Determinants of Observed Price and Quality Distributions
To structure our empirical work, we adopt a model of supply and demand for child care developed by Chipty and Witte (1994). For the purposes of this paper, we estimate the reduced form implied by this model. The estimation of a carefully specified reduced form increases our confidence in results we obtain for the effect of R&Rs on the distribution of prices.
The PCS provides detailed information on prices and staff/child ratios 18 for each group at a center. Prices vary with age of the child and with the period for which care is purchased (e.g., daily, weekly, monthly, annually). Centers generally supply care and quote prices on a weekly basis. To reflect this, we employ weekly prices in our analysis. Centers generally have at least three distinct groups, and groups generally contain only children of specific ages. For each age group, we construct a center level measure of price and stafi/child ratio using information for the groups that care for children falling in that age group. Units for prices are chosen to reflect the most frequent hours per day and days per week combination for each age category.

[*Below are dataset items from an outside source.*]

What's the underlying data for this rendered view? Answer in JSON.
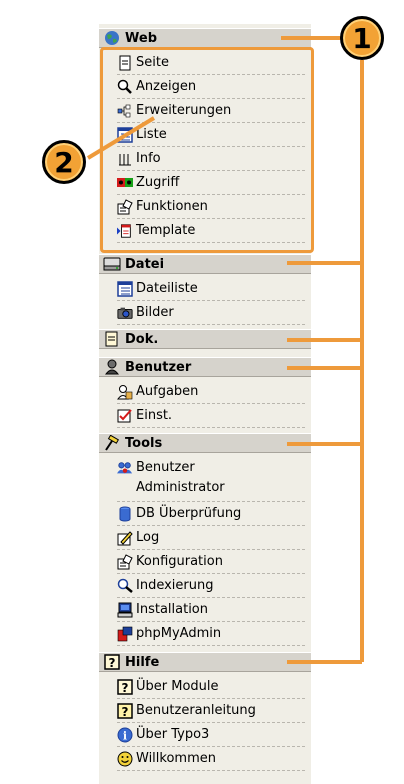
{
  "sections": [
    {
      "label": "Web",
      "icon": "globe-icon",
      "items": [
        {
          "label": "Seite",
          "icon": "page-icon"
        },
        {
          "label": "Anzeigen",
          "icon": "magnifier-icon"
        },
        {
          "label": "Erweiterungen",
          "icon": "tree-icon"
        },
        {
          "label": "Liste",
          "icon": "list-icon"
        },
        {
          "label": "Info",
          "icon": "info-columns-icon"
        },
        {
          "label": "Zugriff",
          "icon": "access-icon"
        },
        {
          "label": "Funktionen",
          "icon": "functions-icon"
        },
        {
          "label": "Template",
          "icon": "template-icon"
        }
      ]
    },
    {
      "label": "Datei",
      "icon": "drive-icon",
      "items": [
        {
          "label": "Dateiliste",
          "icon": "list-icon"
        },
        {
          "label": "Bilder",
          "icon": "camera-icon"
        }
      ]
    },
    {
      "label": "Dok.",
      "icon": "document-icon",
      "items": []
    },
    {
      "label": "Benutzer",
      "icon": "user-icon",
      "items": [
        {
          "label": "Aufgaben",
          "icon": "tasks-icon"
        },
        {
          "label": "Einst.",
          "icon": "checkbox-icon"
        }
      ]
    },
    {
      "label": "Tools",
      "icon": "hammer-icon",
      "items": [
        {
          "label": "Benutzer\nAdministrator",
          "icon": "users-icon"
        },
        {
          "label": "DB Überprüfung",
          "icon": "database-icon"
        },
        {
          "label": "Log",
          "icon": "pencil-icon"
        },
        {
          "label": "Konfiguration",
          "icon": "functions-icon"
        },
        {
          "label": "Indexierung",
          "icon": "magnifier-icon"
        },
        {
          "label": "Installation",
          "icon": "computer-icon"
        },
        {
          "label": "phpMyAdmin",
          "icon": "phpmyadmin-icon"
        }
      ]
    },
    {
      "label": "Hilfe",
      "icon": "help-icon",
      "items": [
        {
          "label": "Über Module",
          "icon": "help-icon"
        },
        {
          "label": "Benutzeranleitung",
          "icon": "help-icon"
        },
        {
          "label": "Über Typo3",
          "icon": "info-icon"
        },
        {
          "label": "Willkommen",
          "icon": "smiley-icon"
        }
      ]
    }
  ],
  "callouts": {
    "one": "1",
    "two": "2"
  },
  "colors": {
    "callout_orange": "#ee9a3b",
    "badge": "#f2a235",
    "section_bg": "#d6d3cc",
    "menu_bg": "#f0eee6"
  }
}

PINFANT is the weekly price for the care of children that are less than a year old for five days a week and ten hours a day. PTODDLER is the weekly price for care for children between the ages of one and three, for five days a week, eleven hours a day. PPRESCH is the weekly price of care for children between ages three and six for five days a week and three hours a day. PSCHOOL is the weekly price of care for school-age children for five days a week three hours a day. If a center offers multiple packages for care of children of a particular age, the price for the age group is computed as the average price for that age group at the center. All prices are deflated by a regional cost of living index at the county level (American Chamber of Commerce, 1990).